Weddings are planned months and even years in advance. When an event has such a long lead time, it is inevitable that some things may change along the way. One of the most upsetting situations that may crop up is when a close friend or family member becomes ill before the wedding. This is what to do when a member of the wedding party gets sick.
As with anything, there are degrees of illness. If a bridesmaid catches a cold the week of the wedding, she needs to take some cold medicine, stuff some tissues into her tiny little handbag, and show up at the appointed time in her dress and bridesmaid jewelry, ready to go. Pay your sick bridesmaid a little special attention by having some orange juice or a nice warm bowl of chicken soup waiting for her when she shows up to get her hair and makeup done. Of course, she would be forgiven for leaving the reception right after the cake cutting to go home and sleep.
Something like the flu, on the other hand, has the potential to knock a groomsman or bridesmaid right out of the wedding party. You don't want someone standing at the altar who is likely to vomit right when the minister asks if anyone objects to the marriage! For that matter, your guests will not remember your wedding fondly if they all caught the flu from a highly contagious groomsman. If the fluish one happens to be one of the parents of the bride or groom, obviously they would do their best to make it to the wedding, but they should definitely skip the receiving line!
When the illness is more serious, flexibility is the key. Let's say that one of your bridesmaids came down with a fairly serious disease three months before your wedding. Perhaps one that has caused her to miss a lot of work, or that may require surgery. In that situation, it is vitally important that the bride throw her support 100% behind her sick friend. Let her know that you absolutely want her in your wedding if she feels up to it, or as a guest if that is all she can manage. Also be sure that your bridesmaid knows that if she feels too sick to come at all that you will completely understand. This is no time to worry about whether the groomsmen and bridesmaid numbers will end up uneven at the last minute.

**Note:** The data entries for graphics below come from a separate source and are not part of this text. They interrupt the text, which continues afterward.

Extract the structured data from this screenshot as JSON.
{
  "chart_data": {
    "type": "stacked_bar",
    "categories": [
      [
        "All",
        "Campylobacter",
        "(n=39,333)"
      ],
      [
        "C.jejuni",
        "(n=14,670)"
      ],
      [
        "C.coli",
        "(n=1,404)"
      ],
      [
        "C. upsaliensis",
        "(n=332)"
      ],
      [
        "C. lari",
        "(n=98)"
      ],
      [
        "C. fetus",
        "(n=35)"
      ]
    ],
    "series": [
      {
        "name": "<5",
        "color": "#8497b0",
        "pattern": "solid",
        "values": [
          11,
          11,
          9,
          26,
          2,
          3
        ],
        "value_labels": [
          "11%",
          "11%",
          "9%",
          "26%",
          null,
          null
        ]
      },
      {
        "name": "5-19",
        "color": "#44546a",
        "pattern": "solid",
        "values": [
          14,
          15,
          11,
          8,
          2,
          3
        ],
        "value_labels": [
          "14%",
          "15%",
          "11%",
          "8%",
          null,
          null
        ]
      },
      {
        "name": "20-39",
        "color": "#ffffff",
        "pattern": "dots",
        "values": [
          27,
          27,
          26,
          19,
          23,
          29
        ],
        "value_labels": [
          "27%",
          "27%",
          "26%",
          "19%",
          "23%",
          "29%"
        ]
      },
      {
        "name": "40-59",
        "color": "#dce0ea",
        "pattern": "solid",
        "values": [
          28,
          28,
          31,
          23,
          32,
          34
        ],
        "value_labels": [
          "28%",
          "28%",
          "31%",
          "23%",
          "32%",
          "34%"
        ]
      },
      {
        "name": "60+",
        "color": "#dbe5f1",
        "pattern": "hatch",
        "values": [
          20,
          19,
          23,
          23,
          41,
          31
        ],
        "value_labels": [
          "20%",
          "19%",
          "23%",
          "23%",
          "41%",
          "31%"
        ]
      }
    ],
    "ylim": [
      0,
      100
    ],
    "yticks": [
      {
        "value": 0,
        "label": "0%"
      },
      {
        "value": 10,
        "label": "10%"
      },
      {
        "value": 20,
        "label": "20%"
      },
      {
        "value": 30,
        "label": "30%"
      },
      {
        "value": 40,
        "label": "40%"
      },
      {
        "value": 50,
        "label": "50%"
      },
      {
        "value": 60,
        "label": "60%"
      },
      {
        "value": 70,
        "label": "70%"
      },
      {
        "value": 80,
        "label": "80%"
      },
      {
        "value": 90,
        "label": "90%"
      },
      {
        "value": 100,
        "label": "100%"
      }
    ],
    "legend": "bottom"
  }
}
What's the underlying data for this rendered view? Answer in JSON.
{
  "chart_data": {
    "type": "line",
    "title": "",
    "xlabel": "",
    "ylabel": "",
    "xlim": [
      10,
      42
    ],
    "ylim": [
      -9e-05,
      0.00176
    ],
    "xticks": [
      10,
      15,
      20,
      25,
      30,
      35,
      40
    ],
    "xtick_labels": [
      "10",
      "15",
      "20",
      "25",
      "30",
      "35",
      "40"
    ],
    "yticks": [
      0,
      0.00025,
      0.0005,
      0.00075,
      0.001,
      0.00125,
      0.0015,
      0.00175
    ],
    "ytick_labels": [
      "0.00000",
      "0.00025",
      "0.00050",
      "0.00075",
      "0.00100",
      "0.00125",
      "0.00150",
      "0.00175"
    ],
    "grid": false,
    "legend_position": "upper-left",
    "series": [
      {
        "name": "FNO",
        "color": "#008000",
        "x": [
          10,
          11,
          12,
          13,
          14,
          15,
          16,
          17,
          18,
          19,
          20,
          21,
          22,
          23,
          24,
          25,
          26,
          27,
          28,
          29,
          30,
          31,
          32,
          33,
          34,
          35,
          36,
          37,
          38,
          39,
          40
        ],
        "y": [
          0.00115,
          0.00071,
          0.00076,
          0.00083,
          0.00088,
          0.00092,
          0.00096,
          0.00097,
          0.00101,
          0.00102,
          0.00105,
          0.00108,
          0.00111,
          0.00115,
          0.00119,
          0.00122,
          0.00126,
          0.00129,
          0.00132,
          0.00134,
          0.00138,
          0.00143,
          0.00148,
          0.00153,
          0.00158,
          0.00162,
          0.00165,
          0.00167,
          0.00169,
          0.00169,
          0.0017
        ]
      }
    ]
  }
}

If a member of the bridal party does have to bow out due to a serious illness, it would be very gracious of the bride to pay for her bridesmaid dress and bridesmaid jewelry and give it to her as a gift. Undoubtedly, your friend will feel terrible for letting you down, and this is a good way to show her that you have no hard feelings. If you are having a wedding program, by all means list her as an honorary bridesmaid. It would be very, very sweet to have a bridesmaid bouquet made for her and have it delivered to her bedside as well.
In very rare cases, an immediate member of the bride or groom's family (parent, grandparent, or sibling usually) might be so very ill right before the wedding that their very life hangs in the balance. There comes a point when it is necessary to either postpone the wedding or to scale it back dramatically. It is simply in poor taste to hold a large celebration when someone who should have been there is in the hospital fighting for his or her life. No one will much feel like having a big party anyway, under the circumstances. The wedding must be postponed until such time as the ill family member has recovered, or should they pass away, until after a suitable period of mourning has passed. The other option when a close family member is deathly ill is to cancel the grand celebration and have a very small marriage ceremony with immediate family only. If the very ill person is one of the bride or groom's parents, they may even wish to consider having their ceremony at their parent's bedside, if the patient is up to it. At least that way, all the most important people would still be there to witness the marriage.